とくにコールセンターでは、「できるだけ早く戦力になってほしい」「業務を進めながら覚えてほしい」という期待から、業務の意義の理解や周囲との関係構築が不十分な状態でも、新規メンバーを現場に投入するケースが目立つ。
この場合、表面的には問題なさそうに見えても、「思うように業務をこなせない」「相談できる人がいない」などといった悩みや孤立感を抱えやすくなり、早期離職を招く要素になり得る。こうした課題の解消に向け、オンボーディングにおいては「心理的安全性」の確保が重要といえる。
心理的安全性とは、「自分の意見や感情を安心して共有できる」「失敗しても受け入れてもらえる」と感じられる状態のことである。どれほど手厚い研修を行っても、心理的安全性が担保されていなければ、新規メンバーは職場に適応することはできない。
こうした心理的安全性を実現するには、どのようなオンボーディングを行えばよいのだろうか。ここからは、オンボーディング設計のポイントを、「内容」と「期間」に分けて解説したい。
前回、人が組織に帰属する際に重視する価値基準や指向性を、4つの「P」に分類した(図1)。

このうち、「Philosophy」や「Privilege」はオンボーディングにて直接働きかけることは難しい。一方で、「People」や「Profession」は職場の工夫次第で伝えやすいため、とくに重視したいポイントである。
①People
新規メンバーは、最初に「この職場にはどんな人がいるのか」「自分は馴染めそうか」ということを気にすることが多い。だからこそ、まず取り組みたいのが、「つながり」をつくることだ。具体的には、「タテ」「ヨコ」「ナナメ」の3方向から、新人の関係構築を支援したい。
・タテ(上司との面談)
新人に期待と安心の両方を伝えよう。「困ったときはいつでも頼っていいんだ」という命綱のような安心感を醸成するのがポイントだ。
・ヨコ(チームメンバーとの交流)
業務外のコミュニケーションを通して、相互理解を促そう。雑談やランチなど、意図的に接点をつくることが大切だ。
・ナナメ(先輩社員との接点)
職場全体の雰囲気を感じてもらおう。メンバーの人となりがわかる自己紹介資料を活用するのが効果的だ。
②Profession
初期の業務のインプットを進めるうえでは、さまざまな人が入れ替わりで教えるのではなく、受け入れ担当を決めること、その受け入れ担当が、理解度や習熟度を一貫して確認し、PDCAを回してあげることが重要である。そして入社からの経過期間に応じて、新規メンバーとの対話内容を変えていくことが望ましい。
これを踏まえ、オンボーディングを設計する際は、コンテンツだけでなく、「いつ、何を確認するのか」という時期にも配慮したい。どのタイミングにおいても、画一的なアプローチではなく、個別の対話で一人ひとりに向き合うことが重要だ。
・入社から1週間
初期の印象や違和感をヒアリングし、軌道修正が必要かどうかを見極める。
・入社から1カ月
週次で、業務のキャッチアップ状況を確認する。

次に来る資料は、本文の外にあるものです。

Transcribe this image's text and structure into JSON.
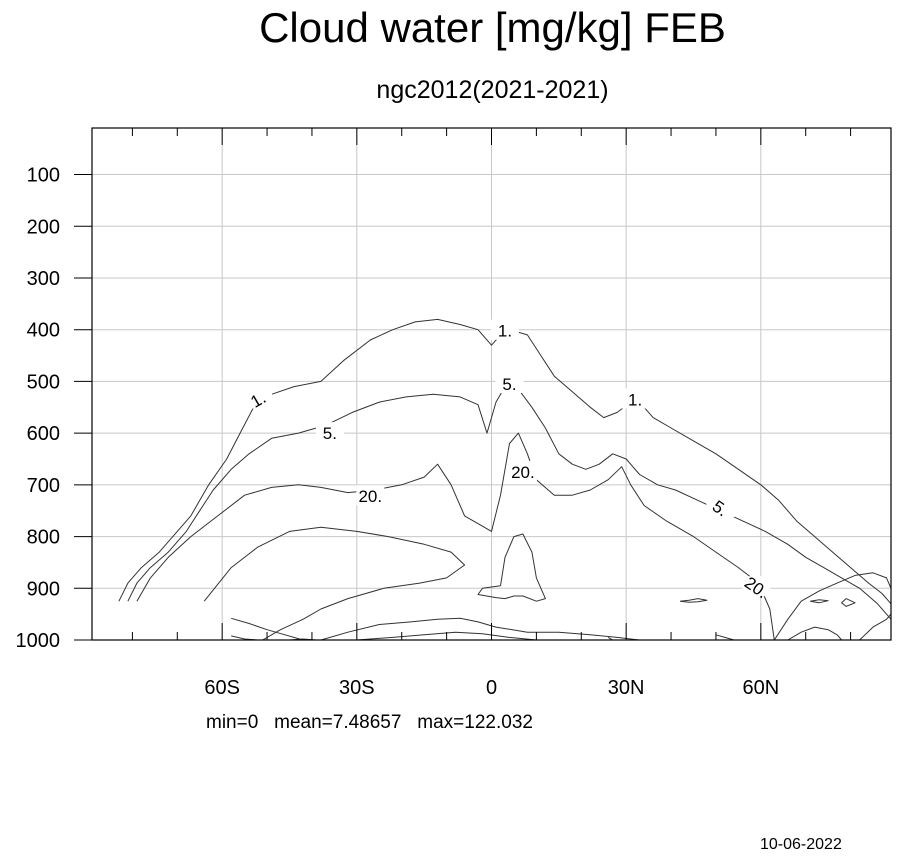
{
  "title": "Cloud water [mg/kg] FEB",
  "subtitle": "ngc2012(2021-2021)",
  "stats": {
    "min": "min=0",
    "mean": "mean=7.48657",
    "max": "max=122.032"
  },
  "date": "10-06-2022",
  "chart_data": {
    "type": "contour",
    "xlim": [
      -89,
      89
    ],
    "ylim": [
      1000,
      10
    ],
    "x_ticks": [
      {
        "v": -60,
        "label": "60S"
      },
      {
        "v": -30,
        "label": "30S"
      },
      {
        "v": 0,
        "label": "0"
      },
      {
        "v": 30,
        "label": "30N"
      },
      {
        "v": 60,
        "label": "60N"
      }
    ],
    "y_ticks": [
      {
        "v": 100,
        "label": "100"
      },
      {
        "v": 200,
        "label": "200"
      },
      {
        "v": 300,
        "label": "300"
      },
      {
        "v": 400,
        "label": "400"
      },
      {
        "v": 500,
        "label": "500"
      },
      {
        "v": 600,
        "label": "600"
      },
      {
        "v": 700,
        "label": "700"
      },
      {
        "v": 800,
        "label": "800"
      },
      {
        "v": 900,
        "label": "900"
      },
      {
        "v": 1000,
        "label": "1000"
      }
    ],
    "grid": true,
    "contours": [
      {
        "level": "1.",
        "label_at": [
          [
            -52,
            535
          ],
          [
            3,
            402
          ],
          [
            32,
            535
          ]
        ],
        "points": [
          [
            -83,
            925
          ],
          [
            -81,
            890
          ],
          [
            -78,
            860
          ],
          [
            -74,
            830
          ],
          [
            -71,
            800
          ],
          [
            -67,
            760
          ],
          [
            -63,
            700
          ],
          [
            -59,
            650
          ],
          [
            -56,
            600
          ],
          [
            -53,
            550
          ],
          [
            -49,
            525
          ],
          [
            -44,
            510
          ],
          [
            -38,
            500
          ],
          [
            -33,
            460
          ],
          [
            -27,
            420
          ],
          [
            -22,
            400
          ],
          [
            -17,
            385
          ],
          [
            -12,
            380
          ],
          [
            -7,
            390
          ],
          [
            -3,
            400
          ],
          [
            0,
            430
          ],
          [
            2,
            410
          ],
          [
            4,
            400
          ],
          [
            8,
            410
          ],
          [
            11,
            450
          ],
          [
            14,
            490
          ],
          [
            18,
            520
          ],
          [
            22,
            550
          ],
          [
            25,
            570
          ],
          [
            28,
            560
          ],
          [
            31,
            540
          ],
          [
            34,
            550
          ],
          [
            36,
            570
          ],
          [
            40,
            590
          ],
          [
            45,
            615
          ],
          [
            50,
            640
          ],
          [
            55,
            670
          ],
          [
            60,
            700
          ],
          [
            64,
            730
          ],
          [
            68,
            770
          ],
          [
            72,
            800
          ],
          [
            76,
            830
          ],
          [
            80,
            860
          ],
          [
            84,
            890
          ],
          [
            87,
            910
          ],
          [
            89,
            930
          ]
        ]
      },
      {
        "level": "5.",
        "label_at": [
          [
            -36,
            600
          ],
          [
            4,
            505
          ],
          [
            51,
            745
          ]
        ],
        "points": [
          [
            -81,
            925
          ],
          [
            -79,
            890
          ],
          [
            -76,
            860
          ],
          [
            -72,
            830
          ],
          [
            -68,
            790
          ],
          [
            -65,
            750
          ],
          [
            -62,
            710
          ],
          [
            -58,
            670
          ],
          [
            -54,
            640
          ],
          [
            -49,
            610
          ],
          [
            -43,
            600
          ],
          [
            -37,
            585
          ],
          [
            -31,
            560
          ],
          [
            -25,
            540
          ],
          [
            -19,
            530
          ],
          [
            -13,
            525
          ],
          [
            -7,
            530
          ],
          [
            -3,
            545
          ],
          [
            -1,
            600
          ],
          [
            1,
            540
          ],
          [
            3,
            510
          ],
          [
            6,
            515
          ],
          [
            9,
            550
          ],
          [
            12,
            590
          ],
          [
            15,
            640
          ],
          [
            18,
            660
          ],
          [
            21,
            670
          ],
          [
            24,
            660
          ],
          [
            27,
            640
          ],
          [
            30,
            650
          ],
          [
            33,
            680
          ],
          [
            37,
            700
          ],
          [
            41,
            710
          ],
          [
            46,
            730
          ],
          [
            51,
            750
          ],
          [
            56,
            770
          ],
          [
            61,
            790
          ],
          [
            66,
            815
          ],
          [
            70,
            840
          ],
          [
            74,
            860
          ],
          [
            78,
            880
          ],
          [
            82,
            900
          ],
          [
            86,
            930
          ],
          [
            89,
            960
          ]
        ]
      },
      {
        "level": "20.",
        "label_at": [
          [
            -27,
            722
          ],
          [
            7,
            675
          ],
          [
            59,
            898
          ]
        ],
        "points": [
          [
            -79,
            925
          ],
          [
            -76,
            880
          ],
          [
            -72,
            840
          ],
          [
            -67,
            800
          ],
          [
            -61,
            760
          ],
          [
            -55,
            720
          ],
          [
            -49,
            705
          ],
          [
            -43,
            700
          ],
          [
            -38,
            705
          ],
          [
            -32,
            715
          ],
          [
            -26,
            710
          ],
          [
            -20,
            700
          ],
          [
            -15,
            685
          ],
          [
            -12,
            660
          ],
          [
            -9,
            700
          ],
          [
            -6,
            760
          ],
          [
            -2,
            780
          ],
          [
            0,
            790
          ],
          [
            2,
            720
          ],
          [
            4,
            620
          ],
          [
            6,
            600
          ],
          [
            8,
            640
          ],
          [
            10,
            690
          ],
          [
            14,
            720
          ],
          [
            18,
            720
          ],
          [
            22,
            710
          ],
          [
            26,
            690
          ],
          [
            29,
            665
          ],
          [
            31,
            700
          ],
          [
            34,
            740
          ],
          [
            39,
            770
          ],
          [
            45,
            800
          ],
          [
            50,
            830
          ],
          [
            55,
            860
          ],
          [
            58,
            880
          ],
          [
            60,
            900
          ],
          [
            62,
            940
          ],
          [
            63,
            1000
          ]
        ]
      },
      {
        "level": "",
        "label_at": [],
        "points": [
          [
            -64,
            925
          ],
          [
            -58,
            860
          ],
          [
            -52,
            820
          ],
          [
            -45,
            790
          ],
          [
            -38,
            782
          ],
          [
            -30,
            790
          ],
          [
            -23,
            800
          ],
          [
            -15,
            815
          ],
          [
            -9,
            830
          ],
          [
            -6,
            855
          ],
          [
            -10,
            880
          ],
          [
            -16,
            890
          ],
          [
            -24,
            900
          ],
          [
            -32,
            920
          ],
          [
            -38,
            940
          ],
          [
            -42,
            960
          ],
          [
            -47,
            980
          ],
          [
            -51,
            1000
          ]
        ]
      },
      {
        "level": "",
        "label_at": [],
        "points": [
          [
            2,
            895
          ],
          [
            3,
            840
          ],
          [
            5,
            800
          ],
          [
            7,
            795
          ],
          [
            9,
            830
          ],
          [
            10,
            880
          ],
          [
            11,
            900
          ],
          [
            12,
            920
          ],
          [
            10,
            925
          ],
          [
            7,
            915
          ],
          [
            5,
            915
          ],
          [
            3,
            920
          ],
          [
            1,
            918
          ],
          [
            -3,
            912
          ],
          [
            -2,
            900
          ],
          [
            2,
            895
          ]
        ]
      },
      {
        "level": "",
        "label_at": [],
        "points": [
          [
            -38,
            1000
          ],
          [
            -32,
            985
          ],
          [
            -25,
            970
          ],
          [
            -18,
            965
          ],
          [
            -12,
            960
          ],
          [
            -7,
            958
          ],
          [
            -3,
            965
          ],
          [
            1,
            975
          ],
          [
            8,
            985
          ],
          [
            15,
            985
          ],
          [
            22,
            990
          ],
          [
            28,
            995
          ],
          [
            33,
            1000
          ]
        ]
      },
      {
        "level": "",
        "label_at": [],
        "points": [
          [
            -30,
            1000
          ],
          [
            -22,
            995
          ],
          [
            -15,
            990
          ],
          [
            -8,
            985
          ],
          [
            -2,
            988
          ],
          [
            4,
            995
          ],
          [
            10,
            1000
          ]
        ]
      },
      {
        "level": "",
        "label_at": [],
        "points": [
          [
            -58,
            992
          ],
          [
            -55,
            998
          ],
          [
            -52,
            1000
          ]
        ]
      },
      {
        "level": "",
        "label_at": [],
        "points": [
          [
            -45,
            1000
          ],
          [
            -42,
            998
          ],
          [
            -39,
            1000
          ]
        ]
      },
      {
        "level": "",
        "label_at": [],
        "points": [
          [
            -58,
            958
          ],
          [
            -54,
            968
          ],
          [
            -50,
            980
          ],
          [
            -46,
            990
          ],
          [
            -42,
            1000
          ]
        ]
      },
      {
        "level": "",
        "label_at": [],
        "points": [
          [
            42,
            925
          ],
          [
            44,
            923
          ],
          [
            46,
            920
          ],
          [
            48,
            923
          ],
          [
            46,
            926
          ],
          [
            44,
            927
          ],
          [
            42,
            925
          ]
        ]
      },
      {
        "level": "",
        "label_at": [],
        "points": [
          [
            71,
            925
          ],
          [
            73,
            922
          ],
          [
            75,
            924
          ],
          [
            73,
            928
          ],
          [
            71,
            925
          ]
        ]
      },
      {
        "level": "",
        "label_at": [],
        "points": [
          [
            63,
            1000
          ],
          [
            66,
            960
          ],
          [
            69,
            925
          ],
          [
            73,
            905
          ],
          [
            77,
            890
          ],
          [
            81,
            875
          ],
          [
            85,
            870
          ],
          [
            88,
            880
          ],
          [
            89,
            900
          ]
        ]
      },
      {
        "level": "",
        "label_at": [],
        "points": [
          [
            66,
            1000
          ],
          [
            69,
            985
          ],
          [
            72,
            975
          ],
          [
            75,
            980
          ],
          [
            77,
            990
          ],
          [
            78,
            1000
          ]
        ]
      },
      {
        "level": "",
        "label_at": [],
        "points": [
          [
            82,
            1000
          ],
          [
            85,
            975
          ],
          [
            88,
            960
          ],
          [
            89,
            950
          ]
        ]
      },
      {
        "level": "",
        "label_at": [],
        "points": [
          [
            79,
            920
          ],
          [
            81,
            928
          ],
          [
            79,
            935
          ],
          [
            78,
            928
          ],
          [
            79,
            920
          ]
        ]
      },
      {
        "level": "",
        "label_at": [],
        "points": [
          [
            50,
            990
          ],
          [
            52,
            995
          ],
          [
            54,
            1000
          ]
        ]
      },
      {
        "level": "",
        "label_at": [],
        "points": [
          [
            26,
            995
          ],
          [
            27,
            1000
          ]
        ]
      }
    ]
  }
}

必要に応じて上司が介入し、業務アサインの変更やマニュアルの整備などを行う。
・入社から3カ月
将来のキャリアについて、共通認識を形成する。当社では、キャリア形成においては自分の状況を「3つの輪」で捉えることが効果的だと考えている(図2)。3つの輪とは「Will(やりたいこと)」「Can(できること)」「Must(やるべきこと)」であり、それぞれを大きくして3つの輪が重なり合う領域を広げることで、キャリアを広げていくことができる。

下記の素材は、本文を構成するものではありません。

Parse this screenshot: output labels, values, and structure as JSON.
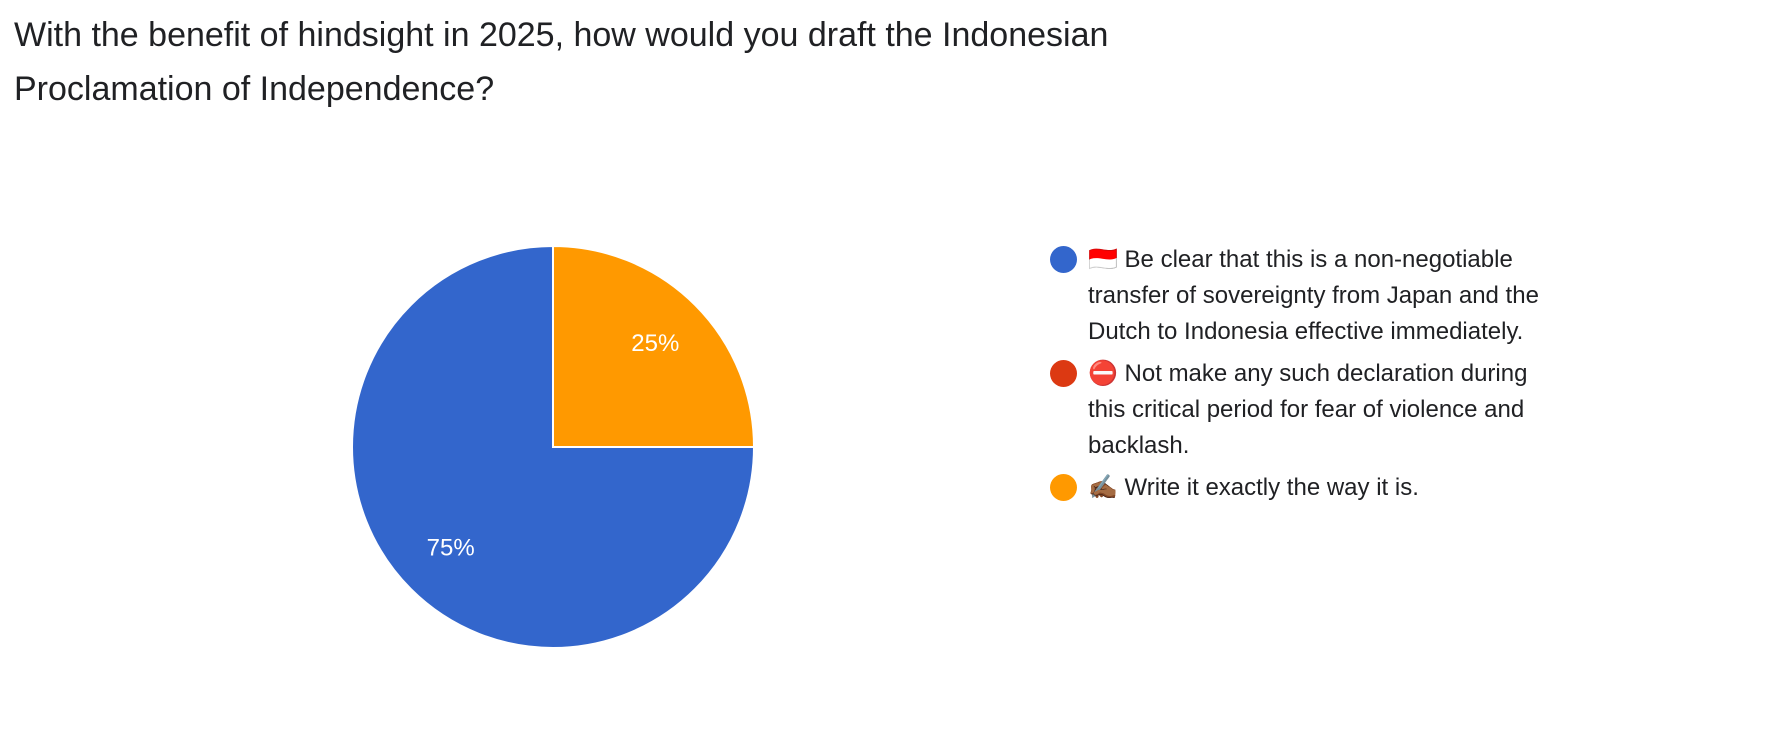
{
  "chart_data": {
    "type": "pie",
    "title": "With the benefit of hindsight in 2025, how would you draft the Indonesian Proclamation of Independence?",
    "categories": [
      "🇮🇩 Be clear that this is a non-negotiable transfer of sovereignty from Japan and the Dutch to Indonesia effective immediately.",
      "⛔ Not make any such declaration during this critical period for fear of violence and backlash.",
      "✍🏾 Write it exactly the way it is."
    ],
    "values": [
      75,
      0,
      25
    ],
    "value_labels": [
      "75%",
      null,
      "25%"
    ],
    "colors": [
      "#3366cc",
      "#dc3912",
      "#ff9900"
    ],
    "legend": "right"
  }
}
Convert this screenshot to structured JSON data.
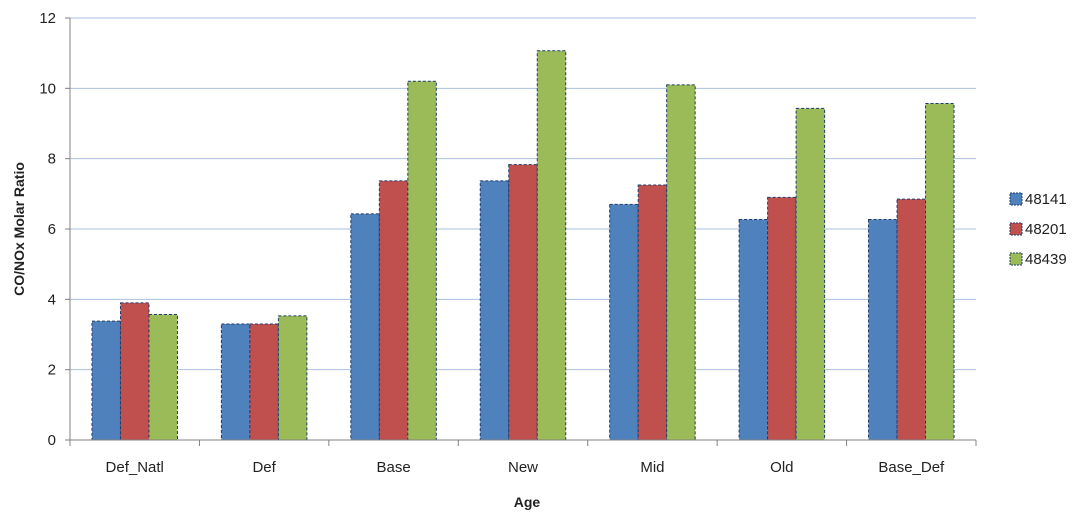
{
  "chart_data": {
    "type": "bar",
    "title": "",
    "xlabel": "Age",
    "ylabel": "CO/NOx Molar Ratio",
    "ylim": [
      0,
      12
    ],
    "yticks": [
      0,
      2,
      4,
      6,
      8,
      10,
      12
    ],
    "grid": true,
    "legend_position": "right",
    "categories": [
      "Def_Natl",
      "Def",
      "Base",
      "New",
      "Mid",
      "Old",
      "Base_Def"
    ],
    "series": [
      {
        "name": "48141",
        "color": "#4f81bd",
        "values": [
          3.38,
          3.3,
          6.43,
          7.37,
          6.7,
          6.27,
          6.27
        ]
      },
      {
        "name": "48201",
        "color": "#c0504d",
        "values": [
          3.9,
          3.3,
          7.37,
          7.83,
          7.25,
          6.9,
          6.85
        ]
      },
      {
        "name": "48439",
        "color": "#9bbb59",
        "values": [
          3.57,
          3.53,
          10.2,
          11.07,
          10.1,
          9.43,
          9.57
        ]
      }
    ]
  }
}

新規メンバーを「早く一人前にしたい」という気持ちは分かるが、知識やスキルの習得に偏重したオンボーディングは早期離職を招きかねない。一緒に働く人を知り、業務の意義を理解することが、組織に馴染み、パフォーマンスを発揮する土台になる。次回以降は、新規メンバーがオンボーディング後も定着し、長く活躍してもらうためのポイントについて解説する。